The Soma Gullwing Bar is definitely going to get second glances like those vintage Mercedes, because of its unusual look and questionable purpose. It is essentially a flat bar designed to allow you to run drop bar STI levers. 

Bike forums are full of threads asking how to run road "brifters" on flat, riser, moustache and pursuit bars and full of threads where valiant cyclists have tried, but the results were usually between "less than ideal" and "more than a little entertaining". So we kind of knew what we were getting into releasing this in the States.
This bar was actually designed by our Japanese distributor and they asked us whether we would like to sell it here. (They also designed our 1st gen Condor Bar)

It does address the bar diameter needed to install a brifter and adds a bend so the lever doesn't bottom out against the bar. And it looks kind of sleek if you forget that the levers are oriented not the usual way, especially on current STI's.

The bar has a 30mm rise and comfortable 25ยช back sweep. Harder to see in photos is the 7° drop at the grips which suits a semi-aggressive ride position and puts your wrists in a better angle to operate the levers. 

The brake lever hoods can be used as a secondary place to rest your hands and to get more aero. Hood position feels similar to a 38cm road bar, which is fine, since this is not meant to be the primary hand position. It's more of a position to get a little aero.

Grip section is 22.2mm OD, so you can either run MTB grips or bar tape.

Straight section near the clamp is 110mm wide, which gives some room for accessories or possibly aero bars.

Lastly how comfortable it is depends on how high your stem is already and how close the bars are. The levers would normally be mounted at a flat angle, so for your fingers to activate the shift paddles it is best if your forearms are at nearly parallel angle to the levers (zero to 20 degrees). Any higher an angle and some of you may experience tension in arms or fingers over time. Get the set-up right and you should get more braking leverage than you get from braking from the hoods on your drop bar.

If you are moving away from your drops primarily to sit more upright, you may still want to add a stem with rise. (The Gullwing has a 30mm rise, but that isn't a ton) 

BUT if your goal is to add steering control and stability to your gravel bike that you sometimes ride singletrack with, the Gull Wing could be the perfect choice, if you don't want to buy new flat bar shifters.

Designed in Japan by Tokyo San Esu.

• Width: 620mm
• Center: 31.8mm OD
• Material: 6061-T6 Aluminum
• Rise: 30mm (with 7° down slope at grips)
• Backsweep: 25°
• Grip OD: 22.2mm
• Lever mounting area OD: 23.8mm
• Weight: 290g

*** Not feasible to use with Campagnolo Ergo levers, L-Twoo, or other models where one of the shifters is on the inboard side of the lever.

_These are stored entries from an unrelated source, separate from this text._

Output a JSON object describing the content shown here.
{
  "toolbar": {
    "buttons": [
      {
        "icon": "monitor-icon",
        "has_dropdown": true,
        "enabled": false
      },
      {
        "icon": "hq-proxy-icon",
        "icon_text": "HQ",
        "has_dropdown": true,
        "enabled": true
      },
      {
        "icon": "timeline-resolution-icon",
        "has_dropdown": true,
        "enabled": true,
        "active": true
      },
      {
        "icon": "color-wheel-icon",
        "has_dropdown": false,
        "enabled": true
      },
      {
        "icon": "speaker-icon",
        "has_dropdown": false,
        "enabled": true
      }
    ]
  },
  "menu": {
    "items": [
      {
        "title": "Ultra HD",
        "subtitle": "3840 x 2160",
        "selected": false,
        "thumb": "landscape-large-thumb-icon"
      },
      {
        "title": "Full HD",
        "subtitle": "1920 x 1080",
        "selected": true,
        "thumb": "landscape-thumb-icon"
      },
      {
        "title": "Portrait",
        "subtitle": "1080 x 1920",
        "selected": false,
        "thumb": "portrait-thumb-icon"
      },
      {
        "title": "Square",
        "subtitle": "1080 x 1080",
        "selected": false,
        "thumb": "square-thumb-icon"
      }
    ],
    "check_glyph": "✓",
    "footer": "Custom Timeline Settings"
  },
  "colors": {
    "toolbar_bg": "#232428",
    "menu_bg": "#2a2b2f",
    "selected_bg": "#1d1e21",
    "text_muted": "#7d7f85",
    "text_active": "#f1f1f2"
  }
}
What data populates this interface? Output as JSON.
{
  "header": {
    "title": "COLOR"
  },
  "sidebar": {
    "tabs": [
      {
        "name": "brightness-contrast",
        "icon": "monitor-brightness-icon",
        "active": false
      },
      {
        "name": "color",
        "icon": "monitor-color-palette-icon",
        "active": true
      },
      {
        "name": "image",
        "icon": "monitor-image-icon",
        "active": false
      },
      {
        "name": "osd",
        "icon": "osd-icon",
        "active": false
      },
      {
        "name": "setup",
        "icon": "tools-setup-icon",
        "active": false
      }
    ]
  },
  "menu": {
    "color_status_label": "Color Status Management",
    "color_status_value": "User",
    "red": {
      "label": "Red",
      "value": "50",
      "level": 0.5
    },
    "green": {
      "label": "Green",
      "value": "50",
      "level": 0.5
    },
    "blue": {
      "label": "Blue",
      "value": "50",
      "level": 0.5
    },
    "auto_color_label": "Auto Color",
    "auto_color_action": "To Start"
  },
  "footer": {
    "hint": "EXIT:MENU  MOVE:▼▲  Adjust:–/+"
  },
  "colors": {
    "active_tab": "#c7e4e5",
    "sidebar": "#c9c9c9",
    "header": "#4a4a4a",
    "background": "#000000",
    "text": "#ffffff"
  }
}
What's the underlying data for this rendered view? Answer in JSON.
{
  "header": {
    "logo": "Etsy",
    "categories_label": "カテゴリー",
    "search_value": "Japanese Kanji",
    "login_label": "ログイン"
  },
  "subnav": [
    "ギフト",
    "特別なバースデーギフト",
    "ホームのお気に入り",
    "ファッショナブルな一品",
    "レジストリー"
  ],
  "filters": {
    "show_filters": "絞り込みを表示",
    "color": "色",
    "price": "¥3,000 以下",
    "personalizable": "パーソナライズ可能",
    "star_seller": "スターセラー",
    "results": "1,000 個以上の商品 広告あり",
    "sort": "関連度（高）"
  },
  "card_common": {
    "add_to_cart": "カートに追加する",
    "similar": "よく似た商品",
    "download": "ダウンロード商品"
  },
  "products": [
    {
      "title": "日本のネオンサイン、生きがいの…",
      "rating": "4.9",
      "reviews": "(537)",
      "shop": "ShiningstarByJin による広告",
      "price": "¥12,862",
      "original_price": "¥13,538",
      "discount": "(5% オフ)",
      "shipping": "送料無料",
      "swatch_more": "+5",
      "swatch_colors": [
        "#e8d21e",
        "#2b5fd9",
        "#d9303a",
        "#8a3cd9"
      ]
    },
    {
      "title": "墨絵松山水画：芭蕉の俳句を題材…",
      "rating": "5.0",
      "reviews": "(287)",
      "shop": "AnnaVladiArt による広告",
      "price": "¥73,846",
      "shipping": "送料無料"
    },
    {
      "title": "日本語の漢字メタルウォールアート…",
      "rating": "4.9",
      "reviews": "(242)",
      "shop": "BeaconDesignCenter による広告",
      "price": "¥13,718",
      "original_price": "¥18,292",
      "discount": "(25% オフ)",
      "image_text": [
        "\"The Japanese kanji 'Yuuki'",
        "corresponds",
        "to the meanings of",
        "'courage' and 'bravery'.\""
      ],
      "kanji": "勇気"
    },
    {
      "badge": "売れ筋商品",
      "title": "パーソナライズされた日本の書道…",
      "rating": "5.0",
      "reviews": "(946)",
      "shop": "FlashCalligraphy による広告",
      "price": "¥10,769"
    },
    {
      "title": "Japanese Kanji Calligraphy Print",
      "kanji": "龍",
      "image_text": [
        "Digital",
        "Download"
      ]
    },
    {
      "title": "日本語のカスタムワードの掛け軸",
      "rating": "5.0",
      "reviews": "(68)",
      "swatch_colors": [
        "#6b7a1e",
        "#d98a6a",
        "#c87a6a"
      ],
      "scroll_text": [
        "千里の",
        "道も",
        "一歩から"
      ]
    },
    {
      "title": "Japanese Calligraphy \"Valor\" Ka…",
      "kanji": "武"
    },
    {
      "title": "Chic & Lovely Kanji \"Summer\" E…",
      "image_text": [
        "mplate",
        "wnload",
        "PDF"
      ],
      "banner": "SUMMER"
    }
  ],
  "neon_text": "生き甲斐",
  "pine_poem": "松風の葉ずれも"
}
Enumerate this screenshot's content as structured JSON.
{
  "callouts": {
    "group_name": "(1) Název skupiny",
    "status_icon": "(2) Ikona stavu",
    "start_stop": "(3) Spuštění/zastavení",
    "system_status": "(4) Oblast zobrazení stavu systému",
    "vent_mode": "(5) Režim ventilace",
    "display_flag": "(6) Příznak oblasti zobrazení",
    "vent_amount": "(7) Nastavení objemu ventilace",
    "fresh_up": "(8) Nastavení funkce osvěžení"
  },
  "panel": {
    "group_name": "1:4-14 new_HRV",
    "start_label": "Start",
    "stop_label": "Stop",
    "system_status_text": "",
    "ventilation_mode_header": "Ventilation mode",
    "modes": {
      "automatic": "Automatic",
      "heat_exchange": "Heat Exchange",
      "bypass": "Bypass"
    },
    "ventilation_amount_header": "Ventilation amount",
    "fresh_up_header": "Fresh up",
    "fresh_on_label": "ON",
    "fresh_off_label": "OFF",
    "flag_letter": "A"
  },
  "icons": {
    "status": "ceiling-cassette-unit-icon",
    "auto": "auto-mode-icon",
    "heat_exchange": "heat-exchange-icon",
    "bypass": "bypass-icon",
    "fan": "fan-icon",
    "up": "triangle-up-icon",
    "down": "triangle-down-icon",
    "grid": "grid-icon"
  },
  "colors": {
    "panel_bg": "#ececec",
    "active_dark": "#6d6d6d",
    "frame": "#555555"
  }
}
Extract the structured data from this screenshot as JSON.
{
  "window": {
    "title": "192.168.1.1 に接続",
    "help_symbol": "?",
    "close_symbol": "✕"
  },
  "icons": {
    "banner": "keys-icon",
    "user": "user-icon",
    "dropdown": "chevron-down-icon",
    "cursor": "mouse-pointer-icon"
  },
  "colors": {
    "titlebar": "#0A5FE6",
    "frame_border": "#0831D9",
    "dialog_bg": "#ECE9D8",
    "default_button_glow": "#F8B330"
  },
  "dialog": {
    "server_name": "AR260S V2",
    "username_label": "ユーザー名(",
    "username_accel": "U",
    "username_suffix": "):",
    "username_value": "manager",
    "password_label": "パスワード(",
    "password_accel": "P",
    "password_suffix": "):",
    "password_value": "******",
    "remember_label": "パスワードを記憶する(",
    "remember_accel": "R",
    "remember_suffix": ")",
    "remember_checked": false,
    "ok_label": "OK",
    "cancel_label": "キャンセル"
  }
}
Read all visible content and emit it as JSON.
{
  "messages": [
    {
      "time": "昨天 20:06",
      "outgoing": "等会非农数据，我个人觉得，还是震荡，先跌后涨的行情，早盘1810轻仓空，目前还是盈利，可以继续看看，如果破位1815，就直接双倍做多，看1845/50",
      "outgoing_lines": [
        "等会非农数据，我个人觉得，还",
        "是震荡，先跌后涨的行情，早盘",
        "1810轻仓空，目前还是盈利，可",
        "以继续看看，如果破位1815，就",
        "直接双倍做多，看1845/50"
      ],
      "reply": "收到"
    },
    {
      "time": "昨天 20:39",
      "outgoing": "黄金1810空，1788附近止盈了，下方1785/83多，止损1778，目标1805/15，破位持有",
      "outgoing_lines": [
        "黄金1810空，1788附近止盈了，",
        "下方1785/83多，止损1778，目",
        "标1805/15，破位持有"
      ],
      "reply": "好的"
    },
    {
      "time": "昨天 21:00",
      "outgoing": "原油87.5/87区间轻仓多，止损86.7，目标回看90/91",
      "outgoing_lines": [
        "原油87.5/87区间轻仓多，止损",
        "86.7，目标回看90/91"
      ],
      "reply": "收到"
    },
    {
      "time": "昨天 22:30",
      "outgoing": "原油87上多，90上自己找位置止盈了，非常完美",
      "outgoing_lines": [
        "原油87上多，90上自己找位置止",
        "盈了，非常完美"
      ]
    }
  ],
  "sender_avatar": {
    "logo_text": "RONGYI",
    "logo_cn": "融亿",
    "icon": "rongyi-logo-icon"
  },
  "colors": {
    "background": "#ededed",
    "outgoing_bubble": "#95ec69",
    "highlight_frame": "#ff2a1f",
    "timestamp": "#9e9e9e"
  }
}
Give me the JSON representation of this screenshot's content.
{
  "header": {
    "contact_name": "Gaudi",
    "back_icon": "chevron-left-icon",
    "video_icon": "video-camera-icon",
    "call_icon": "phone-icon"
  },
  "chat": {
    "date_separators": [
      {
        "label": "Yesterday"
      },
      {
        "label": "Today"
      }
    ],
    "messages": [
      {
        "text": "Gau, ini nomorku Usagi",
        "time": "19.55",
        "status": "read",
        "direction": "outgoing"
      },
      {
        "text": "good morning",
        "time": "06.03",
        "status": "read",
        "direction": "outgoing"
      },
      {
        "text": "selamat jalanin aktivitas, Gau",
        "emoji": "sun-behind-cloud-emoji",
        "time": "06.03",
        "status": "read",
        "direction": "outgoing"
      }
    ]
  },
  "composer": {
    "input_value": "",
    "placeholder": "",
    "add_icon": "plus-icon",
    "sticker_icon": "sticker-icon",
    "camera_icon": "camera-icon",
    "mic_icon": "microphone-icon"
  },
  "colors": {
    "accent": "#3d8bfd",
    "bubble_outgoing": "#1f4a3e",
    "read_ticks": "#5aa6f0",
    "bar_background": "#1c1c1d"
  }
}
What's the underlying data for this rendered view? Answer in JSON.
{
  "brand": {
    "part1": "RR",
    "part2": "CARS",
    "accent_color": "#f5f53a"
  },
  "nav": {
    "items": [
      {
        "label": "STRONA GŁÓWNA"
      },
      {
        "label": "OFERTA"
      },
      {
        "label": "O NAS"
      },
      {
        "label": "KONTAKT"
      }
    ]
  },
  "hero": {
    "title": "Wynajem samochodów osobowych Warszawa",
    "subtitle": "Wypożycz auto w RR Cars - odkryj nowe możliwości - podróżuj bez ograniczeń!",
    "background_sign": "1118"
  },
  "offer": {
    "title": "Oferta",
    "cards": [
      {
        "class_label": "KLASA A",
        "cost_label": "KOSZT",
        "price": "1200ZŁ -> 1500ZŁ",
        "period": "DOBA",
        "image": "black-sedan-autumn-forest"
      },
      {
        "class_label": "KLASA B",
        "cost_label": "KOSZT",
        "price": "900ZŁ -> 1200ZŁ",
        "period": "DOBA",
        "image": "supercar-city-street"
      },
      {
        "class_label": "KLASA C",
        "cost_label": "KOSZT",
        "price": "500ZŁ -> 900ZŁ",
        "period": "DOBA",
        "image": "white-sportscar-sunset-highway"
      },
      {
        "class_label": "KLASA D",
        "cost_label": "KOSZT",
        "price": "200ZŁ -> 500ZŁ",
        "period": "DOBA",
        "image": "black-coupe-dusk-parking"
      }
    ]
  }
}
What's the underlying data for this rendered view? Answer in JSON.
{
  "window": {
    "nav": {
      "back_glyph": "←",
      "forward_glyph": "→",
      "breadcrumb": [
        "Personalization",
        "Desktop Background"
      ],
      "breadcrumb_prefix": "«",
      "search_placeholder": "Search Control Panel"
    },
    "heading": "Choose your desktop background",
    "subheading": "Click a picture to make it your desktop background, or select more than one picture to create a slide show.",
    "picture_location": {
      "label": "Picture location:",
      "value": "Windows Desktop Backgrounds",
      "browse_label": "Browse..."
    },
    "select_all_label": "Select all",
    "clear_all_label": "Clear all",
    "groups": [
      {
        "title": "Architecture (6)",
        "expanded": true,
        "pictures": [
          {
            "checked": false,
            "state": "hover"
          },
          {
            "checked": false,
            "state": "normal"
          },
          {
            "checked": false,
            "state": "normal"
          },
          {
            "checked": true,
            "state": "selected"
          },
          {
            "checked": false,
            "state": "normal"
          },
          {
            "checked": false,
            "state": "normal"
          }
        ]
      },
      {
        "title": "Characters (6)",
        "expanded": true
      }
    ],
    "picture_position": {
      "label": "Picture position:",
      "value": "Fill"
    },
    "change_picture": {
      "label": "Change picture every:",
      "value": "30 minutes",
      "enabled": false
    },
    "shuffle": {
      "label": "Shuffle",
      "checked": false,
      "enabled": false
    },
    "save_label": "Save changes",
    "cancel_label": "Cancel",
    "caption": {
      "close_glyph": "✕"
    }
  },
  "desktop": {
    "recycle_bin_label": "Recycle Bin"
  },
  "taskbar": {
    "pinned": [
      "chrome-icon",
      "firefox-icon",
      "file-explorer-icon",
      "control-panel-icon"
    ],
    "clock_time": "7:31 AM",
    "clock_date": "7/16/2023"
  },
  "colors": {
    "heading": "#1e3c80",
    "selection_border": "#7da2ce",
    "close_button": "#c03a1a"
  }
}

New Alt Bars: Soma Clarence II and Hwy 17


With long-distance gravel events and bikepacking continuing to gain popularity, Soma has decided to add functionality and comfort to two of their most popular handlebars, the Highway One and the Clarence.

These bars will be sold with custom-designed extensions under the names Highway 17 and Clarence II.

The extensions can be angled up/down just like other bar ends or extensions, BUT also allows the customer freely rotate the horns to fine-tune their set up to suit individual needs. Soma will look into adding horns of different shapes to the lineup after gathering customer feedback.  



Clarence II and Cletus Combo Bar:

The Clarence is has a 34° backsweep for a natural feeling grip angle, but its forward bend  keeps the bar from shrinking the cockpit, if you are coming from a common riser bars. However those bends also makes it hard to mount lights and GPS units.
The Cletus extensions, designed especially for the Clarence, allows space for accessories or to use the area as a hand rest. Additionally if you flip the extensions left to right and rotate the horns, you can use them as forward facing grips when the cyclist wants to reduce wind resistance or stretch their back on those long rides. The Cletus extensions have oversized clamps to make them easier to negotiate around the curves during installation. And you slip two-piece shims under the clamps when you ready to lock them in.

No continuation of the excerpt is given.